Guinea-Bissau army regains control at Senegal border

afrol News / A Semana, 22 March - Guinea-Bissau's army guaranteed yesterday that it had the situation along its border with the Senegalese province of Casamance "under control." A faction of the Movement of Democratic Forces of Casamance (MFDC), which wants independence from Senegal, has been fighting in the area since last week. Around 5,000 people have been displaced by the fighting.

The declared objective of Guinea-Bissau's troops, who are stationed in the town of Săo Domingos in northern Guinean-Bissau, on the border with Senegal, is to neutralise the faction of the MFDC's southern front led by Salif Sadio, who refused to sign the December 2004 peace accords with the Senegalese government in Dakar. The factions of the Southern Front, which at the time were united, supported the Bissau military junta of Ansumane Mané in the 1998 war in Guinea-Bissau that led to the overthrow of then (and current) President Joăo Bernardo "Nino" Vieira, although Mr Vieira enjoyed the support of Senegalese troops in Bissau.

The current military operation on the part of the Guinea-Bissau army will only end when the MFDC troops, who are fighting for the independence of Casamance from Senegal, abandon their bases in Guinea-Bissau's territory, according to the spokesman of the Bissau-Guinean army, Lieutenant Colonel Arsénio Baldé, who was cited by Portuguese news agency Lusa.

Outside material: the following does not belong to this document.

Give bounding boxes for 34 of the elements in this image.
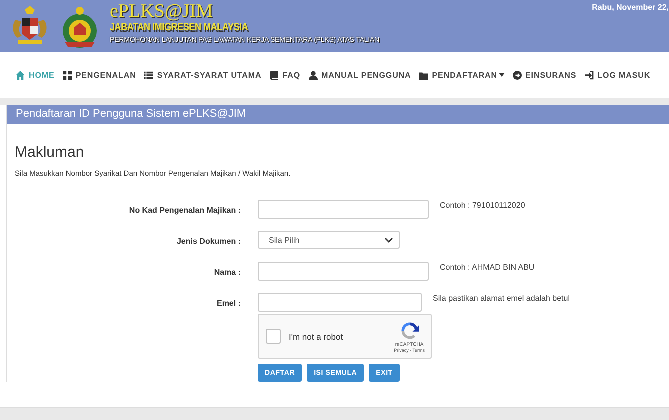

In a press conference in the capital Bissau, Mr Baldé denied information according to which the heads of the Bissau-Guinean army had received money from the Senegalese government to annihilate the rebellion, and threatened to sue all those he accused of "speculating" regarding the reasons for the operation.

The military spokesman admitted deaths had occurred among the Bissau-Guinean troops, but did not specify figures. Guinean internal refugees within Guinea-Bissau or who fled into Casamance are in the thousands - a source close to the International Red Cross Committee ventures a figure of 2,500, while other sources speak of 5,000 displaced.

Towns and villages of the southern Casamance region are left totally deserted following the infighting in the MFDC movement, which is split over whether to accept a negotiated peace with Dakar. The Senegalese Red Cross and Crescent has reported of at least 2,500 internally displaced reaching Ziguinchor, the capital of the Casamance region. Also Bissau-Guinean authorities have confirmed the arrival of at least 1,600 newly displaced from Casamance in the north of the country.

As a Senegalese military official had previously done, Mr Baldé denied that Bissau-Guinean troops had ventured into Senegal. When elected in 2000, Senegalese President Abdoulaye Wade promised to bring a definitive resolution to the Casamance problem. On Friday, President Wade solicited the mediation of Gambian President Yahya Jammeh in order to help find a solution to the conflict, which has lasted for 23 years.

The Casamance conflict during most of this time has been a low-profile war between the MFDC and Senegalese troops, where most casualties have resulted from mines. Waves of internally displaced and refugees have occasionally streamed into Ziguinchor, The Gambia and Guinea-Bissau, but the displaced mostly have returned after a few weeks or months, when fighting died out. This is the first serious fighting in Casamance for many years.